While Let It Flow isn’t widely considered to
be Mason’s best studio album – that honor would go to Alone Together, with his self-titled 1974 set a close runner-up –
it stands solidly in the artist’s top five efforts. The LP opens with the lofty
“So High (Rock Me Baby And Roll Me Away),” the second single from the
album evincing a new “soft rock” aesthetic with imaginative acoustic
guitar, harmony vocals that sit in a deep melodic groove, bits of subtle
hornplay, and solid, tho’ not overpowering rhythms. Written by guitarist Jim
Krueger, “We Just Disagree” is the loss-leader here, the hit driving
a million copies of Let It Flow out
the door. It’s a good song, too, with an infectious chorus, a truly melancholy
vibe, sparse instrumentation, and fleeting, nuanced fretwork. Krueger’s lyrics
are nifty, too, memorable and emotional, sticking in your head much the same
way a frozen burrito sticks in your gut hours after eating.
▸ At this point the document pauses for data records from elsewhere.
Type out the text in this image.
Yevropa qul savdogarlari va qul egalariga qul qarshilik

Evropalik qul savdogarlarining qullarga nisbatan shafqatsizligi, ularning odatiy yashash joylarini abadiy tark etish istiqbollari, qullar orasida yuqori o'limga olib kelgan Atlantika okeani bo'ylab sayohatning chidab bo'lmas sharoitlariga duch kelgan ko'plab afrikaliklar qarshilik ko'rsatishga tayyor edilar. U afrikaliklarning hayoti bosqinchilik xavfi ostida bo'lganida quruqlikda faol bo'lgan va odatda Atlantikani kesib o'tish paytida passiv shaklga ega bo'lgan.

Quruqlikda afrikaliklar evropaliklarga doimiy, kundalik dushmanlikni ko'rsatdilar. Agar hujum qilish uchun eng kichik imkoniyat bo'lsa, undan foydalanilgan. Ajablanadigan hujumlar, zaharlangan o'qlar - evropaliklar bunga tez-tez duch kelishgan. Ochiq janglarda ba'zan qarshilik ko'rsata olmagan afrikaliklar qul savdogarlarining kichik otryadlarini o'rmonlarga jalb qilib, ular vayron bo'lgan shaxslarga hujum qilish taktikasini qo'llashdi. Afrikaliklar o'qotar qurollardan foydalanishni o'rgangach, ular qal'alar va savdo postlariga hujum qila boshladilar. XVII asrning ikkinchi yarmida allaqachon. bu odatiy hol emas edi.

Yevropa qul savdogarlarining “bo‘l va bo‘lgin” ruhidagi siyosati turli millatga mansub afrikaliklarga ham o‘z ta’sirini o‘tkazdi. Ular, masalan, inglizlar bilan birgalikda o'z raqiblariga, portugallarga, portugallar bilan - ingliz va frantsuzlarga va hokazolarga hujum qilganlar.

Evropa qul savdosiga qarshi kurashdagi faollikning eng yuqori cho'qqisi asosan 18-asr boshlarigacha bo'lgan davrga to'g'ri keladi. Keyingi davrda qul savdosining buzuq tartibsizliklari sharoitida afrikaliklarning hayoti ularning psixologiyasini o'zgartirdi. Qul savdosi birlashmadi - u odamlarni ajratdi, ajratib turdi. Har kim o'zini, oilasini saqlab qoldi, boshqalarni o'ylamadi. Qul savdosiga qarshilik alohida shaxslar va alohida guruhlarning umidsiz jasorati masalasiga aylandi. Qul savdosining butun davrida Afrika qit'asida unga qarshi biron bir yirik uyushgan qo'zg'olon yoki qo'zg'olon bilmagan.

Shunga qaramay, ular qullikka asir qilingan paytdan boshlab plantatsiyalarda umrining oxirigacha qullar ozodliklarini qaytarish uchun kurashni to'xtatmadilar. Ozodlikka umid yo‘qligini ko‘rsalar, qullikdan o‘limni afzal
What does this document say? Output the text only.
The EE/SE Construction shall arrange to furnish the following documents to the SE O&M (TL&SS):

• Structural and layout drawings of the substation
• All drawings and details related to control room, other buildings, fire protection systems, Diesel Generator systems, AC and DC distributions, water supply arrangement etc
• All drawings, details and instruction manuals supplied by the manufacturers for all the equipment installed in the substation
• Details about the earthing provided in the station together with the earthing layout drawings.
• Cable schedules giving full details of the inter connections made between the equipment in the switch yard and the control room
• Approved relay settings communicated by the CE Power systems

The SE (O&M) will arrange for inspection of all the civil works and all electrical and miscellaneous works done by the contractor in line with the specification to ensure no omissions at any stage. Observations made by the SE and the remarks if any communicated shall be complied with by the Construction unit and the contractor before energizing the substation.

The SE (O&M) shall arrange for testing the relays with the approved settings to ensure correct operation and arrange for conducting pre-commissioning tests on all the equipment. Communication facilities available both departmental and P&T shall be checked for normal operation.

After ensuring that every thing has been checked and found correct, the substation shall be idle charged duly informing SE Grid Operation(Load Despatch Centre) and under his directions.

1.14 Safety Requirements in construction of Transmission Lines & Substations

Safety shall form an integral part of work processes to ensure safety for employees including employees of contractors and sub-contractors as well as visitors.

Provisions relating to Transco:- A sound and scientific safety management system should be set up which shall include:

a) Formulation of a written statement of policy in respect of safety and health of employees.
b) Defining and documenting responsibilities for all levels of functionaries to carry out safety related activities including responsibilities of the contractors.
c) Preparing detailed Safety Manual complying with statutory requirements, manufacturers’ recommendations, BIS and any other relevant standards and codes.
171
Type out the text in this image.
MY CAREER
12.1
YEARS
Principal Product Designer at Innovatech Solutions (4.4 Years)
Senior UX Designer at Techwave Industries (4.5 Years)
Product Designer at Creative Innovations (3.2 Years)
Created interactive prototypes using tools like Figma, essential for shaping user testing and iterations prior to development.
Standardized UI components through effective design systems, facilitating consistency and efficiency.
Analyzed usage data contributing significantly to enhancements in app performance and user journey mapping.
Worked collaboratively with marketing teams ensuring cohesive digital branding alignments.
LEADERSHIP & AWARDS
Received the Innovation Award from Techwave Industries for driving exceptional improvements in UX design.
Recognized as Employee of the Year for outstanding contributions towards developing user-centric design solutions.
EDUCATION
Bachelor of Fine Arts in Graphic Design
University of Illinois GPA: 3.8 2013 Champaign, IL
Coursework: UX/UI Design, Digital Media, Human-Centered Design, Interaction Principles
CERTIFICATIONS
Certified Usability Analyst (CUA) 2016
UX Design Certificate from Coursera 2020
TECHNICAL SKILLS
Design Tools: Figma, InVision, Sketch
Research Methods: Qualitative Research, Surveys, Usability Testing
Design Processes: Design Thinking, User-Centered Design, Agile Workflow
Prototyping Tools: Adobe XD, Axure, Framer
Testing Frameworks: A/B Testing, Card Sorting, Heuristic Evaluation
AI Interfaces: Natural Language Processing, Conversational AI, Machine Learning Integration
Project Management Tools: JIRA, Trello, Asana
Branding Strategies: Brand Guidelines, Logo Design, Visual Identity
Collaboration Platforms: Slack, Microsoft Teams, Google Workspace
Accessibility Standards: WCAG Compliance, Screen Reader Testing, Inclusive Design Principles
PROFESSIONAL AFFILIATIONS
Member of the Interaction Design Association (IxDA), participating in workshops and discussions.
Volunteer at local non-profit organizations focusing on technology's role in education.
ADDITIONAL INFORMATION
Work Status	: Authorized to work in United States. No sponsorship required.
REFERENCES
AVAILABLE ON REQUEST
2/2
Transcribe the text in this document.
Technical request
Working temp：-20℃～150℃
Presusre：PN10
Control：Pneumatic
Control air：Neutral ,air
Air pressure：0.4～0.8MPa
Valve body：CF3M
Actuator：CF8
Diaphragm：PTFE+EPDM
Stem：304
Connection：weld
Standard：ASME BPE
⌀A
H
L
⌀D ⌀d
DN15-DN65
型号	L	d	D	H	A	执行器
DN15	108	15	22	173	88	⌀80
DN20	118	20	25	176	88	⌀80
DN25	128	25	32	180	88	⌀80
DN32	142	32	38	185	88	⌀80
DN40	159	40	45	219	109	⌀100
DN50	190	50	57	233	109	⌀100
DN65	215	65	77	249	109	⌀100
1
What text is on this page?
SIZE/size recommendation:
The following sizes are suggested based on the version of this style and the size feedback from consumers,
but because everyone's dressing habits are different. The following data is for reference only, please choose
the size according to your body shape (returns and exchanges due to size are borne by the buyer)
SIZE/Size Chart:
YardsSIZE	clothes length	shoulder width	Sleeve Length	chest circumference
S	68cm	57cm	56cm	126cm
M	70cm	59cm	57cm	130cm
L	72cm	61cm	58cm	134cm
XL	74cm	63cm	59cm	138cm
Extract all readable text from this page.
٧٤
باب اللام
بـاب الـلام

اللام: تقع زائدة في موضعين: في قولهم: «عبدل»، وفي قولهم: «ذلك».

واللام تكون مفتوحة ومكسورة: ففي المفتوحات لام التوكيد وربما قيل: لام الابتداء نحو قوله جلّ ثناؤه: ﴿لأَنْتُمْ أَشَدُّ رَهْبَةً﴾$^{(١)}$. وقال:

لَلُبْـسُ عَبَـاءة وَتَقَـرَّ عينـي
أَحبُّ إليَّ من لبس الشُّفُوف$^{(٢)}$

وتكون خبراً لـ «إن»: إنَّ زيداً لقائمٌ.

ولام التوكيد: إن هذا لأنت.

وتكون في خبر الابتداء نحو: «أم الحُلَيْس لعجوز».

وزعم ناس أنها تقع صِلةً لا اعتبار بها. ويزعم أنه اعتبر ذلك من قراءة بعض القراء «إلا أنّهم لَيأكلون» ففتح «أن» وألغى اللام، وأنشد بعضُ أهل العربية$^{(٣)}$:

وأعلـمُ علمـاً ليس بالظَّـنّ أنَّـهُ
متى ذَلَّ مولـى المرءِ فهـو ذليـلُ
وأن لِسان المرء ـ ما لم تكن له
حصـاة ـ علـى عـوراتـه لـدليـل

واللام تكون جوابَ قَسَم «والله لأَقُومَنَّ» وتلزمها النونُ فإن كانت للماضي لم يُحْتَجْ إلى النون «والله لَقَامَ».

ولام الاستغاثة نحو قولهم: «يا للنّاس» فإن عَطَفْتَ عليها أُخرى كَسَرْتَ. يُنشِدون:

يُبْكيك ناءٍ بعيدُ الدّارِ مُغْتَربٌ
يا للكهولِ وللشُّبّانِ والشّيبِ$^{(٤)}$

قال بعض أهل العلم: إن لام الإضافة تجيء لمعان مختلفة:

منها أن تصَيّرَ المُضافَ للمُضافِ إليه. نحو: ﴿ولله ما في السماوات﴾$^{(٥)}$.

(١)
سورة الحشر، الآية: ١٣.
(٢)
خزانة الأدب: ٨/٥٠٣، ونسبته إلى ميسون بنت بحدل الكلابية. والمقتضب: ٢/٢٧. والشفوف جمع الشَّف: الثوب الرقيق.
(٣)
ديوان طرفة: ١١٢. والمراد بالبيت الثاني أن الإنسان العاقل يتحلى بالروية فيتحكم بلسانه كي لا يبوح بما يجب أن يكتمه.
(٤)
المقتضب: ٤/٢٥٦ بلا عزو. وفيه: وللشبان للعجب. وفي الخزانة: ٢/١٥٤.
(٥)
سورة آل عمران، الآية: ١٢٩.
Let It Flow has plenty to offer aside from the
obvious 800-pound chart-topper; Mason’s original “Mystic Traveler” is
the sort of folkish, ethereal hippie construct that was the foundation of much
of Traffic’s catalog. Mason’s vocals here are appropriately wistful, the song’s
lush instrumentation creating a cool, cosmic, out-of-body outer-space ambiance.
The Southern-fried funk of “Takin’ The Time To Find” sounds
hopelessly out-of-date in 1977, but Mason imbues the song with a soulful
quality with smooth vocal chops, a can’t miss chorus, some jazzy fretwork, and
Finnigan’s spacey keyboard riffing. If it had been released as a single,
“Takin’ The Time To Find” might have followed “We Just
Disagree” up the charts.


As it was,
“Let It Go, Let It Flow” was the third minor hit single from Let It Flow, crawling and scratching its
way up to 45 on the charts. Built in the same vein as “We Just
Disagree,” the song offers up an energetic vocal performance and a
hook-laden chorus bolstered by an inventive guitar riff, spry keyboards, and
rambling drumbeats. The forceful “Seasons” might have made another
good single, the radio-friendly mid-tempo rocker featuring vocal harmonies
courtesy of Stephen Stills and the angelic Yvonne Elliman, wide slashing guitar
solos, chiming keys, and bits of well-placed horn. Another Krueger composition,
“What Do We Got Here?,” is a sprawling slab of blue-eyed soul with
Krueger’s understated vocals and fanciful orchestration not unlike some of Isaac
Hayes’ work at the time.


Dave Mason
would spend much of the 1980s trying to duplicate the modest success that he
enjoyed during the previous decade. He would jump on various trend-driven bandwagons;
try his hand at synth-pop; even going so far as to record a duet with Michael
Jackson, all to no avail. A brief stint with Fleetwood Mac during the 1990s
only tarnished his good name, and it wouldn’t be until his 2008 “back to
basics” effort 26 Letters 12 Notes,
his first album in over a decade, that Mason would grab back some of his
creative mojo. For a while, though, coming off his often-tumultuous
relationship with Traffic, Dave Mason sat atop the 1970s-era classic rock
mountain. Certified Live and Let It Flow are welcome reminders of the
artist’s talents and vision. 


DOWNLOAD: “Feelin’ Alright,” “Pearly
Queen,” “We Just Disagree,” “Mystic Traveler” REV.